Have you ever seen a beautiful sunset? I have, when I was a little boy, standing near the sea at Rameswaram, the town where I grew up. As the sun goes lower and lower, the sky turns a vivid red and golden. The sea reflects this beautiful play of colours, and as you keep watching, the sun dips further till it seems to disappear into the water.
This is one of my favourite memories of my boyhood—of standing by the seashore, watching the sun go down, and then racing home to my mother. Our house was in a street called Mosque Street, and it was built by my father. I was born in this house on 15 October 1931. In fact, I am told that I was the first child to be born in this house! I was the youngest of all my siblings. There were so many of us living in that house! Some of you may know what it is like to live with brothers and sisters and aunts and uncles and grandparents. We, too, lived like that—always surrounded by elders and children, old and young. We had so much fun, playing games, studying and going to school together.

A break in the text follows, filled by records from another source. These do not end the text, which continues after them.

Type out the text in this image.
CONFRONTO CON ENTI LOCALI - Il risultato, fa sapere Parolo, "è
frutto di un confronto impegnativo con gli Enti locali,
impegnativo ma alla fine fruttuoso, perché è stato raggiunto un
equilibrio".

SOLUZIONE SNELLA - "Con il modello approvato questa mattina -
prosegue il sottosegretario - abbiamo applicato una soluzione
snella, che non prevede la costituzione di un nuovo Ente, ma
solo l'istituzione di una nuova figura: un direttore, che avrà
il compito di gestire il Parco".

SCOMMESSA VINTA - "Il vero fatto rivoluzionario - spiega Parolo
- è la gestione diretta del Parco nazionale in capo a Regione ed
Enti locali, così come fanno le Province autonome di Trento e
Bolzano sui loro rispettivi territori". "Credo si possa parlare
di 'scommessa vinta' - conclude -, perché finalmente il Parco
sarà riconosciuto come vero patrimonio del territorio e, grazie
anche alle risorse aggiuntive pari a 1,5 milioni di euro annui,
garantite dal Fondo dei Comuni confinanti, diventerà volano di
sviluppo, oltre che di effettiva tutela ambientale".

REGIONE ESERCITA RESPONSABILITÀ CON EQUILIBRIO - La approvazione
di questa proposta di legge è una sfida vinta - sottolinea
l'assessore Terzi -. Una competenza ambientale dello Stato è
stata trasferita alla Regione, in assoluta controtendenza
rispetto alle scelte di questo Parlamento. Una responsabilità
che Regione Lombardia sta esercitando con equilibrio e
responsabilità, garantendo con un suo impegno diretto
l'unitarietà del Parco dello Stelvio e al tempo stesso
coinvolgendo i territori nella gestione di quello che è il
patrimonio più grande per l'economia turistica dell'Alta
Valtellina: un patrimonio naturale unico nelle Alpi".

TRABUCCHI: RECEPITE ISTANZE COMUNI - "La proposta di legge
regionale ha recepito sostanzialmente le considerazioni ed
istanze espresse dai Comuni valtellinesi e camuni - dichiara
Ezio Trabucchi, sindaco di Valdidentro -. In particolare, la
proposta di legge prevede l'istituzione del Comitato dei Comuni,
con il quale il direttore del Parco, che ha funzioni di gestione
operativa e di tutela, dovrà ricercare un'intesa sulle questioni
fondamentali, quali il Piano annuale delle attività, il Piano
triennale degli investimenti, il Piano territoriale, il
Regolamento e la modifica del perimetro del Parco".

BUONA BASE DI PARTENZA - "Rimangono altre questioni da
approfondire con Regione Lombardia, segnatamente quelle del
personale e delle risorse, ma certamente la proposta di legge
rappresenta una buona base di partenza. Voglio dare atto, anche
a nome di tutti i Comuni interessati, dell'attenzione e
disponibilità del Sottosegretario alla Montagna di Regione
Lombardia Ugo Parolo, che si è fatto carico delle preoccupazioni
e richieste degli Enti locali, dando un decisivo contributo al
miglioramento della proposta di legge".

This does not mean that we were very rich. My father had some land where he grew coconut and other plants. He also had a boat that was used to ferry pilgrims. We were comfortably off and I went to the local school with all the other children. My mother, Ashiamma, was a wonderful cook. I may be old now, but I still remember the taste of the sambar and chutney she made for us that we ate from banana leaves sitting on the kitchen floor.
My father would visit his coconut grove frequently. On the days he went there, he woke up very early and walked to the plantation which was some distance from thehouse. I loved to accompany him but could go only on some days, when I didn’t have school or classes to attend. We would set out from our home before the sun was up and the light was only beginning to appear in the sky. It was usually cool and there would be a breeze coming in from the sea. I would hold his hand and walk quietly by his side for he would be saying his prayers under his breath. Then, something interesting would catch my attention, and I would forget to be quiet.